Conmigo se enojó la fatídica tarde que decidí abordar el tema por completo. Me preparé con anticipación. Escogí las palabras con mucho cuidado y puse en ellas todo el amor que me consumía. Nos acomodamos en su terraza y le dije que Alberto no valía madres, que ella era la mejor mujer de todo el universo (y en ese entonces me lo parecía), y que su noviecito no se la merecía en lo absoluto. Todo aderezado con citas poéticas, palabras rebuscadas y chispazos de sarcasmo y malos chistes, envueltos en un extenso monólogo. No surtió el efecto deseado. Todo lo contrario, me contestó enojada que Alberto era un ser sensible e incomprendido… Soy impreciso, ella nunca hubiera escogido esas palabras. Pero ¿qué más da la elección de palabras, si la cursilería es la misma? En el fondo eso es lo que sentía, a eso se aferraba, a que Alberto la necesitaba a su lado porque sólo ella le daba fortaleza y soporte. Era su torre, su pilar, y sospecho que estaba parafraseando al higadito. Me los imaginé peleando, y luego lo imaginé llorando arrodillado abrazándose a su regazo implorando su perdón y diciéndole que toda la admiración que por él profesaba sólo tendría sentido si ella se quedaba a su lado, pues era su pilar, su torre. Me dio una lástima infinita. Después, terminada su elocución, me corrió entre llantos y gritos y me dijo que nunca quería volver a verme.

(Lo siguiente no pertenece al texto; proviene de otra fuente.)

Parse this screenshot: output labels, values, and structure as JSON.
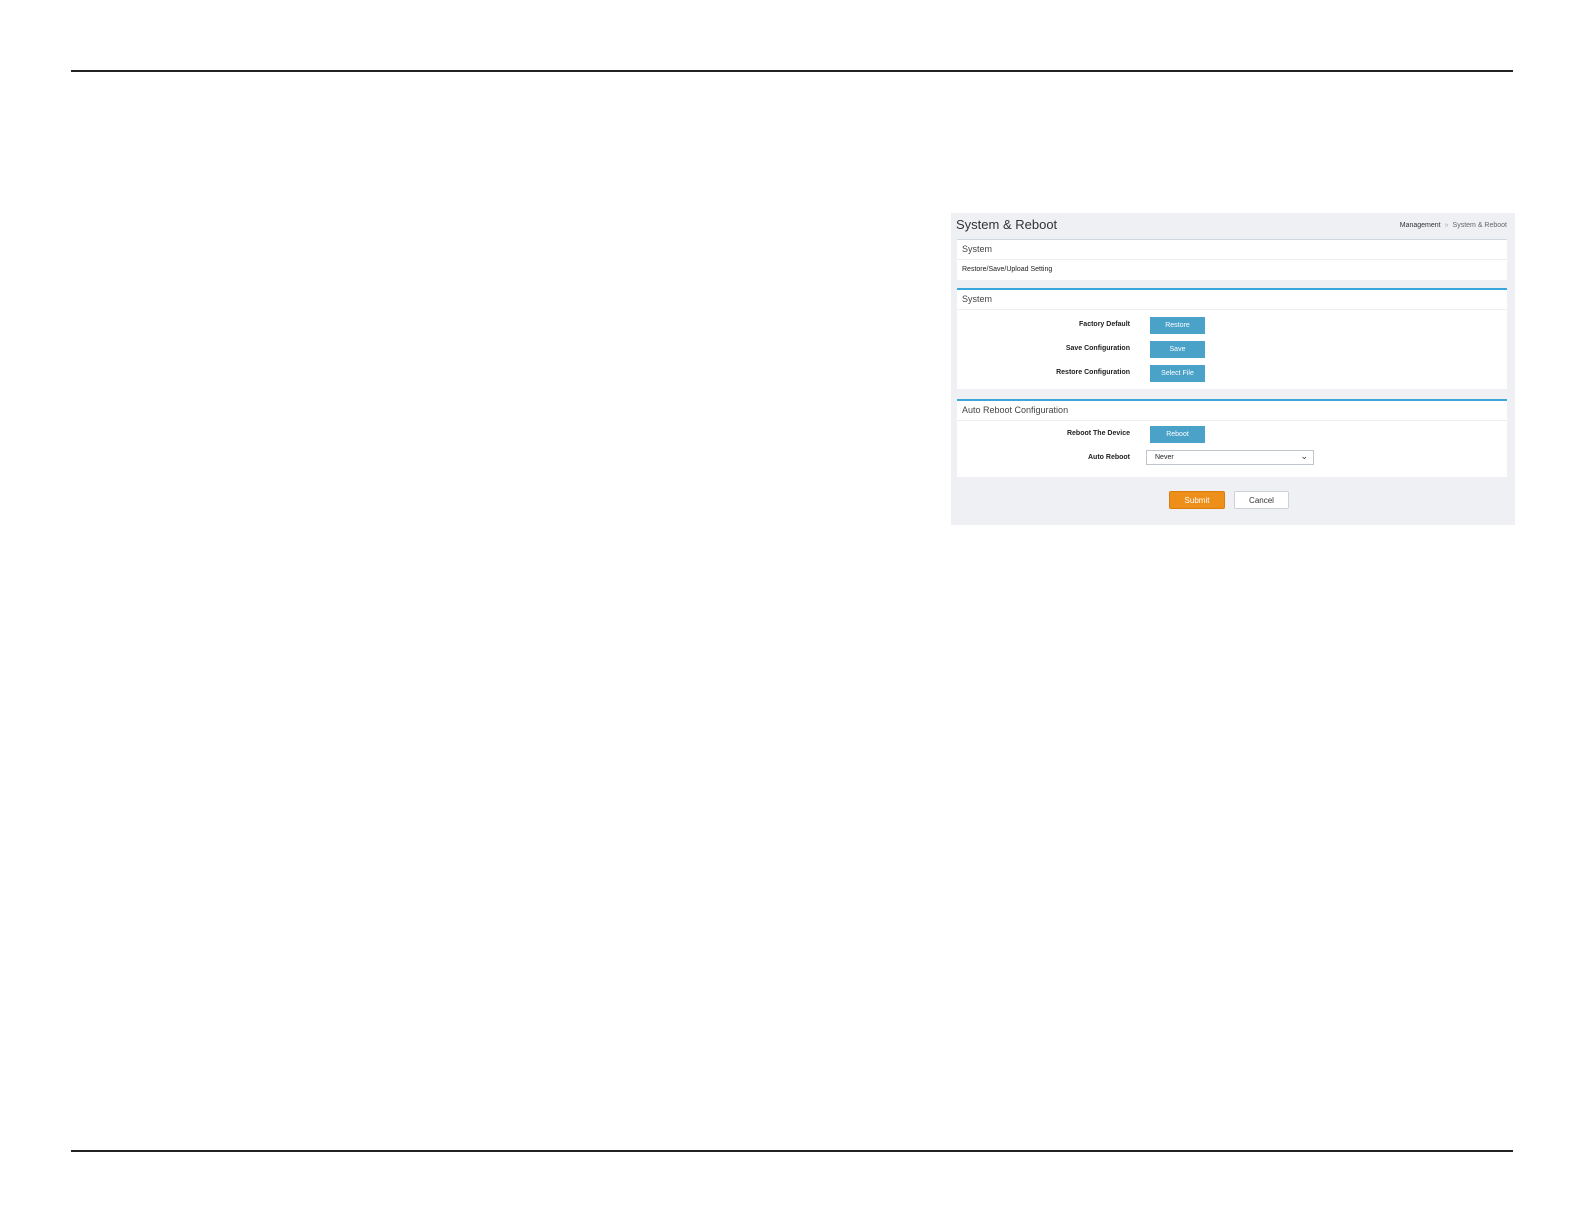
{
  "header": {
    "title": "System & Reboot"
  },
  "breadcrumb": {
    "parent": "Management",
    "separator": "»",
    "current": "System & Reboot"
  },
  "info_card": {
    "heading": "System",
    "text": "Restore/Save/Upload Setting"
  },
  "system_card": {
    "heading": "System",
    "rows": [
      {
        "label": "Factory Default",
        "button": "Restore"
      },
      {
        "label": "Save Configuration",
        "button": "Save"
      },
      {
        "label": "Restore Configuration",
        "button": "Select File"
      }
    ]
  },
  "reboot_card": {
    "heading": "Auto Reboot Configuration",
    "reboot_label": "Reboot The Device",
    "reboot_button": "Reboot",
    "auto_label": "Auto Reboot",
    "auto_value": "Never"
  },
  "footer": {
    "submit": "Submit",
    "cancel": "Cancel"
  },
  "colors": {
    "accent_blue": "#4aa2c8",
    "submit_orange": "#ee8f1a",
    "card_border": "#3aa6dc"
  }
}
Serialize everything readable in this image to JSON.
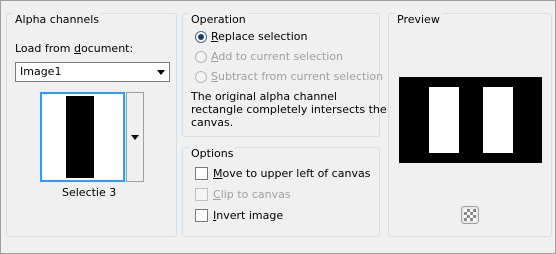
{
  "alpha_channels": {
    "title": "Alpha channels",
    "load_label_pre": "Load from ",
    "load_label_ul": "d",
    "load_label_post": "ocument:",
    "document_value": "Image1",
    "channel_name": "Selectie 3"
  },
  "operation": {
    "title": "Operation",
    "replace": {
      "ul": "R",
      "rest": "eplace selection",
      "checked": true,
      "enabled": true
    },
    "add": {
      "ul": "A",
      "rest": "dd to current selection",
      "checked": false,
      "enabled": false
    },
    "subtract": {
      "ul": "S",
      "rest": "ubtract from current selection",
      "checked": false,
      "enabled": false
    },
    "note_line1": "The original alpha channel",
    "note_line2": "rectangle completely intersects the",
    "note_line3": "canvas."
  },
  "options": {
    "title": "Options",
    "move": {
      "ul": "M",
      "rest": "ove to upper left of canvas",
      "checked": false,
      "enabled": true
    },
    "clip": {
      "ul": "C",
      "rest": "lip to canvas",
      "checked": false,
      "enabled": false
    },
    "invert": {
      "ul": "I",
      "rest": "nvert image",
      "checked": false,
      "enabled": true
    }
  },
  "preview": {
    "title": "Preview",
    "icon": "checkerboard-icon"
  }
}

Su reacción fue exagerada en demasía. Me desconcertó, pero intenté comprenderla: estaba en dolor. Lo cierto es que cumplió su palabra y nunca contestó mis llamadas ni mensajes, jamás me abrió la puerta de su casa y en un sentido orgulloso se borró de la faz de la tierra (mi tierra) para siempre. Pasaba el tiempo y pasé del desconcierto a la tristeza, luego me puse a racionalizarlo todo, luego me consumió la ira, y por último me resigné. Pasaron meses y dejé de pensar en el asunto. Nunca supe si la justificaba o si de verdad debía comprenderla. Dicen que las relaciones son ciclos con principio y final. La nuestra nunca lo tuvo, quedaron muchas cosas por decirse, me quedó la sensación de fracaso. Eliminé todo lo que se relacionara con ella, excepto una foto pequeña, de esas tomadas en las cabinas de las plazas. Es una serie de cinco fotos en blanco y negro donde yo me dediqué a sonreír y ella a modelar una bufanda azul en cinco posiciones distintas. La puse en resguardo en mi billetera, y ahí se encuentra hasta ahora. Como si guardar un pedazo de corazón en la cartera fuera posible. Igual lo hice. Si perdiese esa foto sería como si me arrancaran un brazo. Ya es parte de mí, Ana es parte de mí, y lo será hasta mi hora definitiva. 

Entonces, guardé esa pieza de corazón, alisté mis maletas y me lancé a la aventura. En realidad sólo me tuve que ir a trabajar fuera de la ciudad. Conocí gente, descubrí cosas, visité lugares. Con el tiempo conocí a una mujer con el divino don del sentido del humor, y ahí eché raíces. Las partículas se asentaron en el fondo, y el agua volvió a ser clara de nuevo.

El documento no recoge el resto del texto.